The article, titled Different Career Paths in Tech, surveys a number of common questions about working in tech, which I equate with working in some aspect or niche of information technology. CompTIA cited it because the JADE article cites CompTIA's own 2015 study HR Perceptions of IT Training and Certification.
You'd think the data mined from a study that will turn two years old next month (it first appeared on Feb. 18, 2015) would be stale and irrelevant. I've got to hand it to whoever wrote this piece for JADE (no attribution is given), however, because they managed to pull some truly interesting insights out of that material.
I'd like to review those insights while mulling them over a bit. My hope is to bring cheer to aspiring IT workers, especially career changers or interested parties who didn't (or haven't yet, or won't) earn a degree in an IT related subject like computer science, informatics, IT, MIS, and so forth.
I'll summarize my favorite point as a section head in the text that follows, with explanation and discussion to match.
Is a CS degree necessary to work in tech? If you don't have one, how can you gain the skills needed for such jobs?
The JADE article makes the point that a degree doesn't hurt (and in fact helps) aspiring IT professionals. On the other hand, the article's unknown author suggests that what so-called "skills-focused alternatives" to four-year degrees are also valid paths into the field.
In particular, the article makes reference to "certifications, internships, and apprenticeships" as workable means for employers to "identify and hire capable workers." Furthermore, Jade also observes that "skill-specific training comes at a lower price tag than even public universities, and translates directly to expertise used on the job."
If that doesn't sound like a killer endorsement for IT certification in general, and countless job development programs that combine skills training and cert prep at community colleges all around the country, then I don't know what would!
Here's where the CompTIA study comes into play: JADE cites the study to assert that "98 percent of HR and hiring managers are willing to consider qualifications outside of college on an applicant's resume." That's so close to being the whole population that it might as well say "almost all HR and hiring managers."
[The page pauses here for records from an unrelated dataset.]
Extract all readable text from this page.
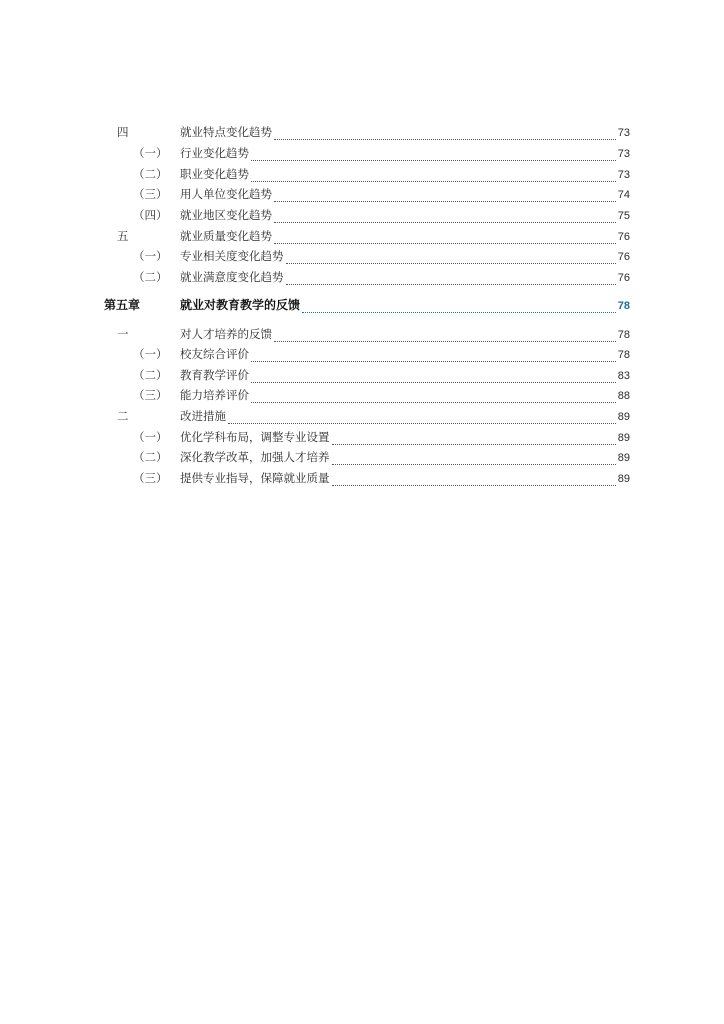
四	就业特点变化趋势	73
（一） 行业变化趋势	73
（二） 职业变化趋势	73
（三） 用人单位变化趋势	74
（四） 就业地区变化趋势	75
五	就业质量变化趋势	76
（一） 专业相关度变化趋势	76
（二） 就业满意度变化趋势	76
第五章	就业对教育教学的反馈	78
一	对人才培养的反馈	78
（一） 校友综合评价	78
（二） 教育教学评价	83
（三） 能力培养评价	88
二	改进措施	89
（一） 优化学科布局，调整专业设置	89
（二） 深化教学改革，加强人才培养	89
（三） 提供专业指导，保障就业质量	89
What this means to aspiring IT workers in general, and career-changers in particular, is that finding and attending a good upskilling program or IT-oriented apprenticeship — particularly one fueled by public funds and intended to turn the unemployed or marginally employed into fully employed taxpayers — is a smart path to follow in finding gainful employment in a field where a lifetime's career can be created and nurture.
The same is true for lots of recent college graduates, or those getting ready to graduate in 2017, with degrees in other fields where the employment prospects are less encouraging, and the opportunities lower-paid (as well as fewer and farther between).
If finding work in IT is on your to-do list, and you don't have an "IT degree," what now?
I'd suggest checking out the community colleges in your immediate vicinity. Surf their websites and look for things like "IT training," "IT careers," "IT skills," and so on. If you can't easily find something, then pick up the phone, call the admissions department, and ask to speak to a counselor.
Tell that person you're interested in working in IT, don't have an IT degree (or any degree, if that's also true), and you're looking for their fastest path into an IT job. My local community college, Austin Community College, covers a five-county area in central Texas.
The Austin Community College website includes a page labeled Career & Technical Programs that lists 87 different options, of which a half-dozen or more fit squarely under the "IT jobs" umbrella.
Their Computer Science and Computer Information Systems heading lists half-a-dozen AAS degrees in such things as programming, web development, game development, LAN administration, LAN/systems security, and end-user desktop support. They also offer certificates in databases, C++ and Java programming, network administration, user and desktop support, and Web development.
Certificates are particularly attractive to many people because (a) they are usually offered to satisfy specific employer requests from the local area, and (b) because they may be completed more quickly and cost less to complete than a two-year Associate's degree.
Finally, as at most community colleges, ACC also operates an active and broad Adult & Continuing Education program that offers classes on popular IT certifications including the CompTIA "Big Three" (A+, Network+, and Security+), Microsoft MCSA and MCSE, CompTIA CCENT, CCNA, CCNP, and more.
In short, there are lots of opportunities for upskilling and certification prep available, at reasonable prices and on schedules (and through media such as online learning and labs) aimed at adult learners working full-time jobs.
Check it out! Investigating these options won't hurt, and if you're lucky you'll not only learn something, you'll also be able to parlay your learning into a positive change of career direction.